Pedro Luiz Côrtes, professor no Instituto de Energia e Meio Ambiente da Universidade de São Paulo (IEE-USP) e coordenador da Rede Internacional de Estudos sobre Meio Ambiente e Sustentabilidade (Rimas), destaca a necessidade de ações assertivas diante das mudanças climáticas. Ele aponta a falta de compreensão por parte dos políticos sobre a realidade das mudanças climáticas e a urgência de ações mais intensas das prefeituras. Côrtes enfatiza a importância de decisões simples, como o envio de mensagens de texto para residentes em áreas de risco, indicando abrigos temporários.

"Não é necessário gastar dinheiro com isso. A Defesa Civil de cada cidade pode solicitar que as operadoras de celular enviem avisos de tempestades para os moradores de áreas específicas, informando sobre possíveis inundações. É obrigatório, ou seja, independentemente de as pessoas desejarem ou não, elas receberão a mensagem de qualquer maneira", detalha Côrtes.

Medidas Ignoradas e Soluções Sustentáveis

O professor sugere medidas de curto prazo, como a melhoria do sistema de drenagem de águas pluviais, a realocação de populações em áreas de risco e a restauração dessas regiões. Ele destaca que os bairros mais antigos de São Paulo possuem uma rede de drenagem baseada em padrões europeus ou americanos, inadequados para o clima tropical brasileiro.
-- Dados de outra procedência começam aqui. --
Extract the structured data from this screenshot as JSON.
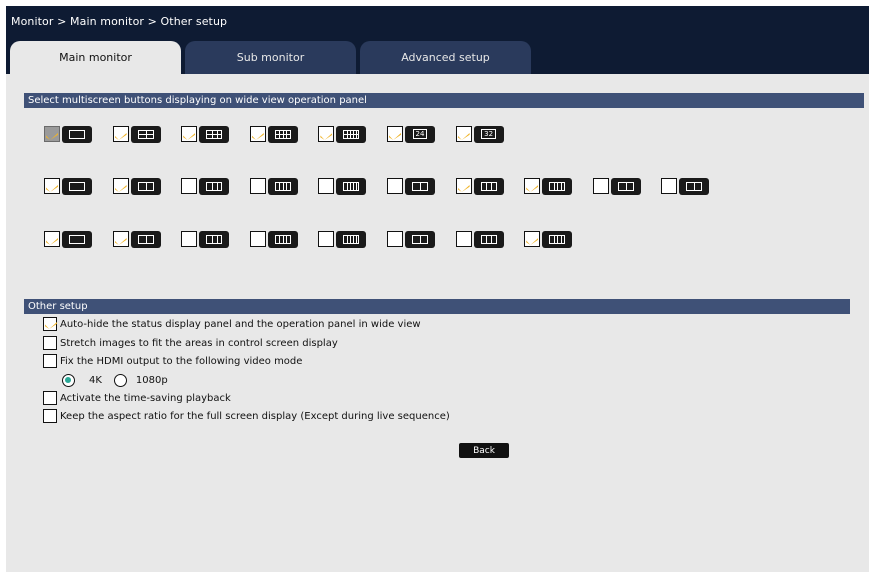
{
  "breadcrumb": "Monitor > Main monitor > Other setup",
  "tabs": [
    {
      "label": "Main monitor",
      "active": true
    },
    {
      "label": "Sub monitor",
      "active": false
    },
    {
      "label": "Advanced setup",
      "active": false
    }
  ],
  "multiscreen": {
    "heading": "Select multiscreen buttons displaying on wide view operation panel",
    "rows": [
      [
        {
          "icon": "single-screen-icon",
          "checked": true,
          "disabled": true
        },
        {
          "icon": "quad-screen-icon",
          "checked": true
        },
        {
          "icon": "nine-screen-icon",
          "checked": true
        },
        {
          "icon": "twelve-screen-icon",
          "checked": true
        },
        {
          "icon": "sixteen-screen-icon",
          "checked": true
        },
        {
          "icon": "twentyfour-screen-icon",
          "checked": true,
          "number": "24"
        },
        {
          "icon": "thirtytwo-screen-icon",
          "checked": true,
          "number": "32"
        }
      ],
      [
        {
          "icon": "wide-single-icon",
          "checked": true
        },
        {
          "icon": "wide-quad-icon",
          "checked": true
        },
        {
          "icon": "wide-nine-icon",
          "checked": false
        },
        {
          "icon": "wide-twelve-icon",
          "checked": false
        },
        {
          "icon": "wide-sixteen-icon",
          "checked": false
        },
        {
          "icon": "wide-split-icon",
          "checked": false
        },
        {
          "icon": "wide-grid-icon",
          "checked": true
        },
        {
          "icon": "wide-multi-icon",
          "checked": true
        },
        {
          "icon": "wide-side-icon",
          "checked": false
        },
        {
          "icon": "wide-side2-icon",
          "checked": false
        }
      ],
      [
        {
          "icon": "two-split-icon",
          "checked": true
        },
        {
          "icon": "three-split-icon",
          "checked": true
        },
        {
          "icon": "four-split-icon",
          "checked": false
        },
        {
          "icon": "side-split-icon",
          "checked": false
        },
        {
          "icon": "side-split2-icon",
          "checked": false
        },
        {
          "icon": "center-split-icon",
          "checked": false
        },
        {
          "icon": "top-split-icon",
          "checked": false
        },
        {
          "icon": "top-split2-icon",
          "checked": true
        }
      ]
    ]
  },
  "other_setup": {
    "heading": "Other setup",
    "options": [
      {
        "label": "Auto-hide the status display panel and the operation panel in wide view",
        "checked": true
      },
      {
        "label": "Stretch images to fit the areas in control screen display",
        "checked": false
      },
      {
        "label": "Fix the HDMI output to the following video mode",
        "checked": false
      },
      {
        "label": "Activate the time-saving playback",
        "checked": false
      },
      {
        "label": "Keep the aspect ratio for the full screen display (Except during live sequence)",
        "checked": false
      }
    ],
    "video_mode": {
      "options": [
        "4K",
        "1080p"
      ],
      "selected": "4K"
    }
  },
  "back_label": "Back",
  "colors": {
    "checkbox_check": "#f0b428",
    "header_bg": "#0e1b33",
    "section_bg": "#3f5177",
    "radio_on": "#2aa897"
  }
}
Outra proposta é a implementação do Imposto Predial e Territorial Urbano Verde (IPTU Verde), aprovado pelo Senado Federal, que prevê taxas diferenciadas para casos de uso de água da chuva, reuso ou tratamento de águas residuais, telhados verdes ou energia renovável. Contudo, a Proposta de Emenda à Constituição n° 13/2019 precisa ser aprovada pela Câmara dos Deputados.

"Isso incentivaria mudanças, como em propriedades com calçadas permeáveis e aumento de áreas verdes. Os novos prédios em São Paulo são obrigados a ter uma caixa de retenção de água da chuva para atrasar o envio da água para o sistema de drenagem. Não temos uma única solução para todos esses problemas. Temos alternativas que podem ser usadas e que não estão sendo utilizadas", destaca Côrtes.
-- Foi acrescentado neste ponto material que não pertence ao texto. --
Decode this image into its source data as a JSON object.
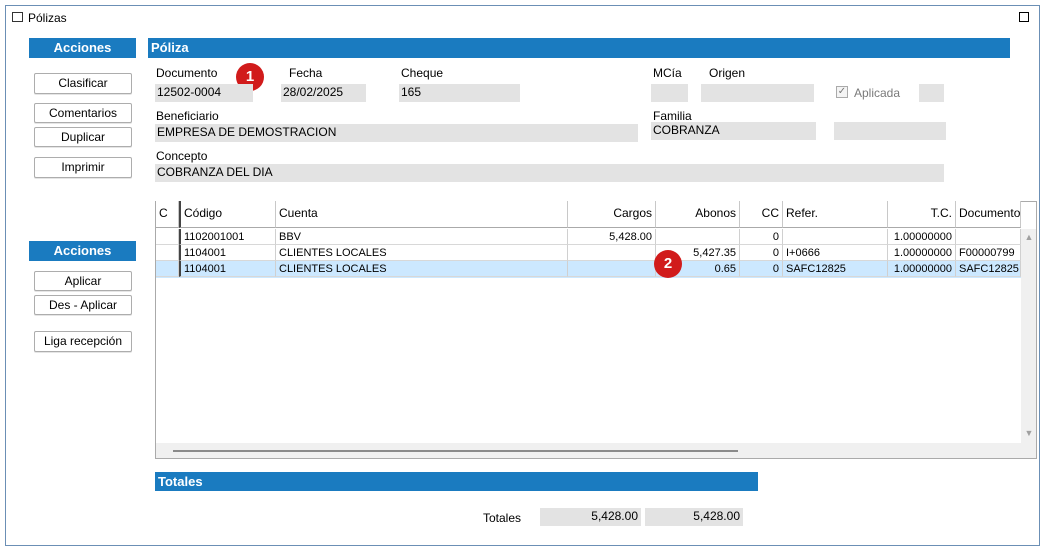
{
  "window": {
    "title": "Pólizas"
  },
  "sidebar": {
    "actions_header": "Acciones",
    "buttons": [
      "Clasificar",
      "Comentarios",
      "Duplicar",
      "Imprimir"
    ],
    "actions_header2": "Acciones",
    "buttons2": [
      "Aplicar",
      "Des - Aplicar",
      "Liga recepción"
    ]
  },
  "poliza": {
    "header": "Póliza",
    "labels": {
      "documento": "Documento",
      "fecha": "Fecha",
      "cheque": "Cheque",
      "mcia": "MCía",
      "origen": "Origen",
      "aplicada": "Aplicada",
      "beneficiario": "Beneficiario",
      "familia": "Familia",
      "concepto": "Concepto"
    },
    "values": {
      "documento": "12502-0004",
      "fecha": "28/02/2025",
      "cheque": "165",
      "mcia": "",
      "origen": "",
      "beneficiario": "EMPRESA DE DEMOSTRACION",
      "familia": "COBRANZA",
      "concepto": "COBRANZA DEL DIA"
    },
    "aplicada_checked": true
  },
  "badges": {
    "one": "1",
    "two": "2"
  },
  "grid": {
    "columns": [
      "C",
      "Código",
      "Cuenta",
      "Cargos",
      "Abonos",
      "CC",
      "Refer.",
      "T.C.",
      "Documento"
    ],
    "rows": [
      {
        "c": "",
        "codigo": "1102001001",
        "cuenta": "BBV",
        "cargos": "5,428.00",
        "abonos": "",
        "cc": "0",
        "refer": "",
        "tc": "1.00000000",
        "documento": ""
      },
      {
        "c": "",
        "codigo": "1104001",
        "cuenta": "CLIENTES LOCALES",
        "cargos": "",
        "abonos": "5,427.35",
        "cc": "0",
        "refer": "I+0666",
        "tc": "1.00000000",
        "documento": "F00000799"
      },
      {
        "c": "",
        "codigo": "1104001",
        "cuenta": "CLIENTES LOCALES",
        "cargos": "",
        "abonos": "0.65",
        "cc": "0",
        "refer": "SAFC12825",
        "tc": "1.00000000",
        "documento": "SAFC12825"
      }
    ],
    "selected_row": 2
  },
  "totales": {
    "header": "Totales",
    "label": "Totales",
    "cargos": "5,428.00",
    "abonos": "5,428.00"
  },
  "colors": {
    "accent": "#1a7bc0",
    "selected_row": "#cce8ff",
    "badge": "#d11b1b"
  }
}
Desigualdade Ambiental em Foco

A discussão sobre as mudanças climáticas destaca a questão do racismo ambiental. No Rio de Janeiro, as chuvas afetaram diversas regiões, incluindo áreas ricas no sul da capital. No entanto, os impactos mais significativos foram registrados nas áreas mais pobres.

A Ministra da Igualdade Racial, Anielle Franco, ressalta que o racismo ambiental está diretamente relacionado às práticas e políticas que afetam populações vulneráveis em termos de qualidade ambiental. A tragédia evidencia a necessidade de proteger as vidas daqueles que vivem em áreas mais suscetíveis a inundações e despejos.

Rita Maria da Silva Passos, membro da Rede Brasileira de Justiça Ambiental e pesquisadora do Instituto de Planejamento Urbano e Regional da UFRJ, enfatiza a importância de cuidar da qualidade de vida das pessoas em áreas mais vulneráveis. "Há uma história de políticas prejudiciais à qualidade de vida das pessoas não brancas. Isso é racismo ambiental", afirma.